I am a huge tool.
I am a huge tool. My coin-flip method worked fairly well last week but I still came up short. The overall record now stands with me at a respectable 52-36 and Lucas at a robust 64-24, so I've added a new weapon to my arsenal. Using my elite programming skills, I've conjured up a Java program that takes in a variety of statistical inputs (you don't think I'll reveal my secrets do you?), does a bunch of wacky calculations, adds in a random factor, and computes a score for each team. Then it repeats this 100 times, tallying the "victor" each time. Then, because the NFL this season has been incredibly unpredictable, there is a chance that the program will pick the "underdog" based on the differential between the number of wins for each team in the 100 game trial. I've put all of this week's games into the program, turned the crank, and here's what it spit out:
CAR at ATL: CAR. In our first upset of the day, the Panthers beat the Falcons despite Atlanta holding the slight edge in wins.
CHI at DET: CHI. The computer program must not know that Chris Chandler will be starting for the Bears.
SEA at STL: SEA. Apparently Marc Bulger's impressive debut didn't impress the algorithm. Either that or it realizes that even the Seahawks' pathetic offense should be able to roll against our weak Rams.
BUF at MIA: BUF. In an upset, the Bills pull it out against the Jay Fiedler-less Fish.
SF at NO: NO. Terrell Owens may be arrogant, he may be a jerk, and he may be a whiner, but he always manages to entertain.
MIN at NYJ: MIN. In a cakewalk, the Vikings pull it out over the equally-hapless Jets. The only thing that would make the Jets' awful start even more fun would be if Bill Parcells were still coaching them.

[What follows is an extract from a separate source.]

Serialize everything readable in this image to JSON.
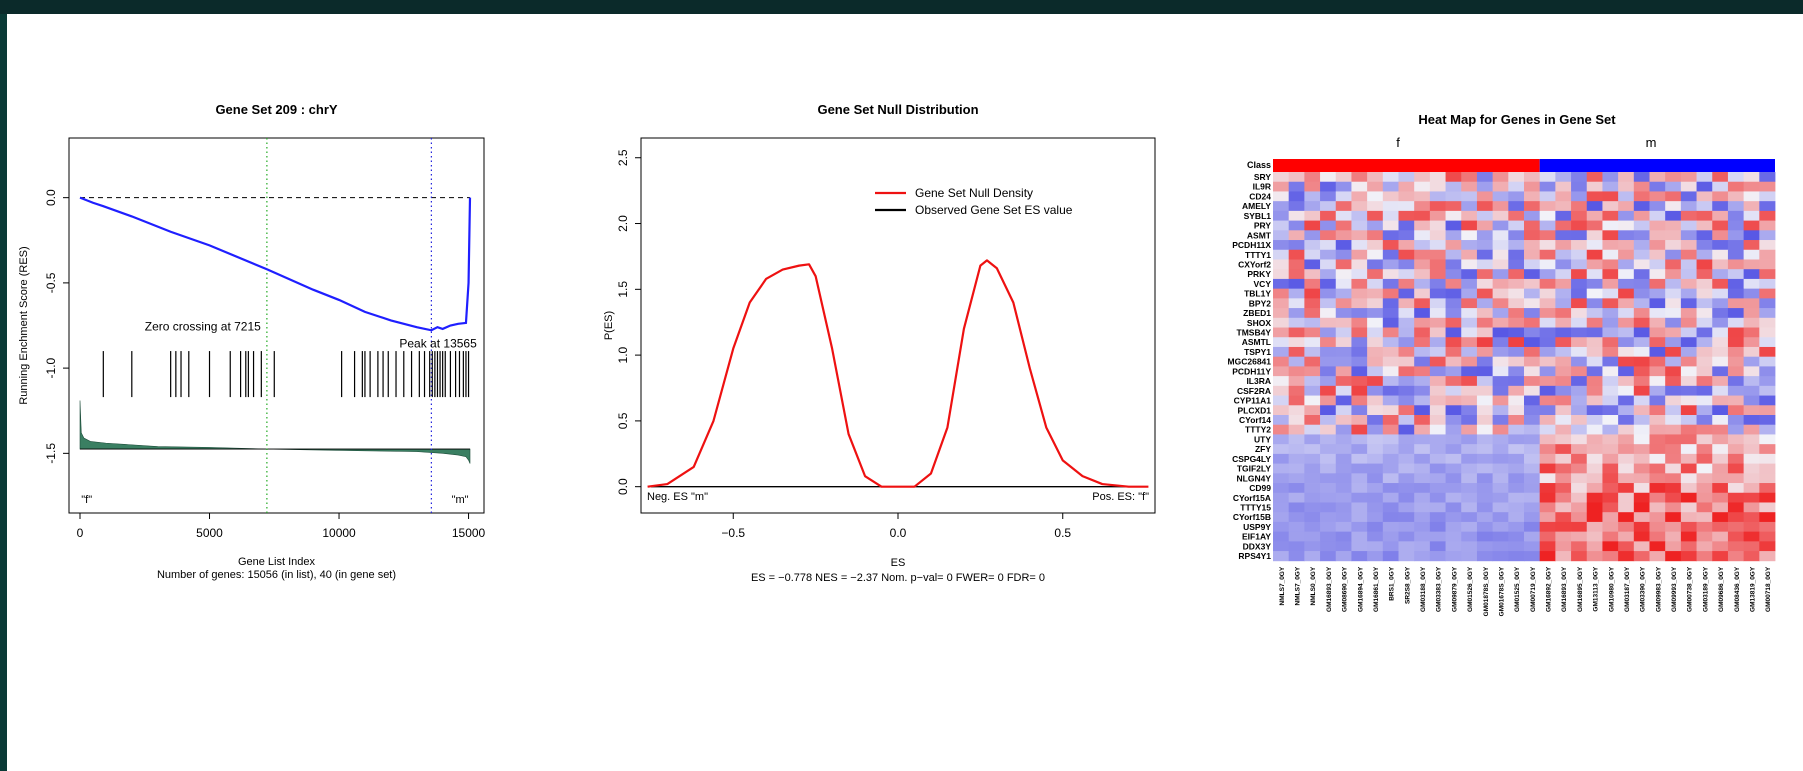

TB at PHI: PHI. Personally, I'd have to disagree with the program here. I think Tampa's defense will shut down Donovan McNabb, but we all know how well my picks have done thus far.
DEN at KC: KC. Trent Green continues his assault on both the touchdown and interception records against the underwhelming Brian Griese and his lucky Broncos.
JAX at BAL: JAX. Who the hell is David Garrard, and why did he have more rushing attempts than pass attempts last week? How does this guy have a job but Jeff George is unemployed. I mean I know he doesn't get along with anybody, but at least he can throw the ball.
SD at OAK: OAK. Not only did the Raiders lose to the Rams last week, but they looked pretty bad in doing so. Now they're pissed.
HOU at CLE: CLE. The Texans almost pulled out an improbable win last week that would've given me victory over Lucas. Alas, they didn't. It could've been their last chance at a win this year.
WAS at GB: GB. Damn, I really wanted to pick the Redskins because I know Lucas will pick the Pack, but my program doesn't lie.
DAL at AZ: AZ. Has there ever been a worse .500 team than the Cowboys? And not only are they bad, but they're incredibly boring to watch. Almost as boring to watch as Arizona.
IND at PIT: IND. I really wonder how Monday Night Football picks games at the beginning of the season. Of all the great matchups this weekend, they get the most lopsided one.